Campanhas para salvar câmbios manuais, peruas ou carros de duas portas só serão efetivas em um contexto em que carros realmente sejam meios de transporte e não opções de investimento

O direito à escolha

Não faz muito tempo que, quando eu trabalhava em revistas, sugeri lançarmos uma campanha para salvar as peruas. Eu tinha uma Ford Escort SW 1998 azul e não havia opções legais para trocá-la por outra. As peruas, também chamadas de carrinhas, station wagons e mesmo de camionetes, dependendo de onde você estiver, estavam sumindo do mercado. A Toyota Fielder já tinha virado história, a Renault Mégane Grand Tour dava seus últimos suspiros e as outras peruas eram todas compactas, pequenas demais para mim e para minha família. A campanha não deu em nada, como você deve perceber diante de nosso mercado atual. Fiquei pensando nisso e me lembrei de todas as opções que desapareceram de nosso mercado. E das que ameaçam sumir.

O direito à escolha

Antigamente, brasileiro não comprava carros de quatro portas, só de duas. Até táxis eram de duas portas, muitos deles sem o banco dianteiro do passageiro, para facilitar o acesso aos bancos de trás. Da chegada dos importados para cá, o que não se encontra mais são carros de duas portas. E esse é apenas um exemplo de como as coisas por aqui mudam do preto para o branco subitamente, com efeito de manada. Às vezes literalmente, como no caso da cor preta, preterida pela branca de uns anos para cá. Quem tinha carro branco, antigamente, não conseguia vendê-lo ou acabava vendendo mal. Hoje, tem fabricante cobrando adicional de preço em branco sólido.

O direito à escolha

Você certamente se lembrará de mais uma série de modas e "tendências" quando o assunto é compra de carro. Como quando surgiram as minivans e elas eram apontadas como o melhor filão do mercado. Quase todas as fabricantes trouxeram ou criaram minivans até o surgimento dos SUVs. E as minivans desapareceram do mesmo modo como surgiram, restando uma ou outra por aqui. Muita gente não sente a menor saudade delas, mas não é disso que este texto trata e sim do direito a opções. Direito esse que o comportamento de manada sempre nos nega.

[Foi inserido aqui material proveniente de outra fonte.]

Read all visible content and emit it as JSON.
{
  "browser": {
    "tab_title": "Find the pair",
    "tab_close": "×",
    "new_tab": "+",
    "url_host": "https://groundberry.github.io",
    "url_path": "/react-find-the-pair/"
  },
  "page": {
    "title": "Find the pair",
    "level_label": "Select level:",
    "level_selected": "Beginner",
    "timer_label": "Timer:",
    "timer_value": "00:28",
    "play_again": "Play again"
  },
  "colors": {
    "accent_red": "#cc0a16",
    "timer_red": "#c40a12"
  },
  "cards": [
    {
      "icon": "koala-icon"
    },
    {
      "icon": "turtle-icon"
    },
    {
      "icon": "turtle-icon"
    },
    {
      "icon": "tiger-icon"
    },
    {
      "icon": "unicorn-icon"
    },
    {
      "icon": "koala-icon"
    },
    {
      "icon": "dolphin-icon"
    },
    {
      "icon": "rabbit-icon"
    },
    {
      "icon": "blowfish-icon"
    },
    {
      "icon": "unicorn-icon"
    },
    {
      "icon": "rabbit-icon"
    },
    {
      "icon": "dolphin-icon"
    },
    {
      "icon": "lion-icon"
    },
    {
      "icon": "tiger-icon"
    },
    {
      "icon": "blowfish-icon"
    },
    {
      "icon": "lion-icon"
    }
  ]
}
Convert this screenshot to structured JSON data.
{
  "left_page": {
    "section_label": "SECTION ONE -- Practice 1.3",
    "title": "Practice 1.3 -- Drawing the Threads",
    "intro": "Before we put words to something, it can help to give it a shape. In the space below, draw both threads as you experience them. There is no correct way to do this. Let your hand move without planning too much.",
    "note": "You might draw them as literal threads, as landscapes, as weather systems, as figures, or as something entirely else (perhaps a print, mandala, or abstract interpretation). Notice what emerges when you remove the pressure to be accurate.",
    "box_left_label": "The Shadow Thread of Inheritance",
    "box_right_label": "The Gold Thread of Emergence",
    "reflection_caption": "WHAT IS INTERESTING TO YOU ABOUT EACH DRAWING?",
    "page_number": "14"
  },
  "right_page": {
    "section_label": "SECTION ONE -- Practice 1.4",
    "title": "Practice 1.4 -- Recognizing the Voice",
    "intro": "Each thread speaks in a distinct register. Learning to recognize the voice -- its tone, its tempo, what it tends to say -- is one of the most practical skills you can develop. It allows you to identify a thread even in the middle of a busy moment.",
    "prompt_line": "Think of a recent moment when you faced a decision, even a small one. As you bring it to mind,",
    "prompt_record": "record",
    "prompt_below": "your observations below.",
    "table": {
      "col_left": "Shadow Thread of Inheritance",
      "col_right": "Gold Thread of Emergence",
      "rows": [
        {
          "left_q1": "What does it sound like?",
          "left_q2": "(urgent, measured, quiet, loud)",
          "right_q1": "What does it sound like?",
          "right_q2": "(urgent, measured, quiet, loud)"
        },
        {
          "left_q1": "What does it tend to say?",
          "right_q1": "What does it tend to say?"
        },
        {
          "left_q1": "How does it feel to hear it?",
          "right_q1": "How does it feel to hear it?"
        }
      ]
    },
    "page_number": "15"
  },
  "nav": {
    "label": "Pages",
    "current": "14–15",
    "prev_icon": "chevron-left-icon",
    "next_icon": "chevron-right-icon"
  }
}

E nega por uma série de fatores. O primeiro deles é que carro é muito caro no Brasil. Há quem diga que é ignorância falar algo do tipo e cita que automóveis europeus teriam preços equivalentes aos dos brasileiros. É verdade, mas o contexto invalida o argumento.

Europeus ganham em euros, uma média de 2.000 por mês. E um hatch médio, por lá, custa cerca de 20.000 euros, o equivalente, no Brasil, a R$ 74 mil. Que tem um salário médio de R$ 1.853, segundo o último dado do IBGE. Tente comprar no Brasil um hatch médio novo por R$ 20 mil... E com o mesmo nível de equipamento de um vendido na Europa: seis airbags, controle de tração e de estabilidade, central multimídia e por aí afora. Pois é. 

O segundo fator é que o Brasil é um dos poucos países em que carros bem antigos, que em qualquer lugar do mundo seriam com sorte vendidos como sucata, ainda retêm muito do que se chama de valor residual. Se o carro usado é caro, ele faz concorrência com modelos novos e permite que seus preços continuem altos. Quem vai comprar um seminovo se o novo custa quase o mesmo? Nos EUA, um modelo campeão de valorização com três anos de uso terá perdido pelo menos 40% de seu valor. No Brasil, não é difícil encontrar carros que perderam menos de 20% de seu preço durante o mesmo período.

Perder mais dinheiro ou gastar menos?

Nossos carros deveriam desvalorizar mais? Seria o caminho natural se eles não fossem tão caros. Sendo caros, a frequência de troca é mais lenta. O preço alto faz com que quem vende tenha pena de entregar por pouco dinheiro. Prefere ficar com o carro até gastá-lo completamente. Por isso a idade de nossa frota é alta. E qualquer iniciativa para sua renovação fracassa.

O direito à escolha

Diante deste quadro, quando alguém compra um modelo novo, quer ter certeza de que perderá o mínimo de dinheiro possível. E escolhe o que será mais fácil de revender, não o que realmente gostaria de dirigir. Quantas pessoas não abrem mão de um sedã médio manual porque é o automático que vende nessa faixa de preço? Quantas não cedem ao apelo dos SUVs porque ficam com medo de comprar uma perua e "casar com ela", como se costuma dizer com revendas difíceis?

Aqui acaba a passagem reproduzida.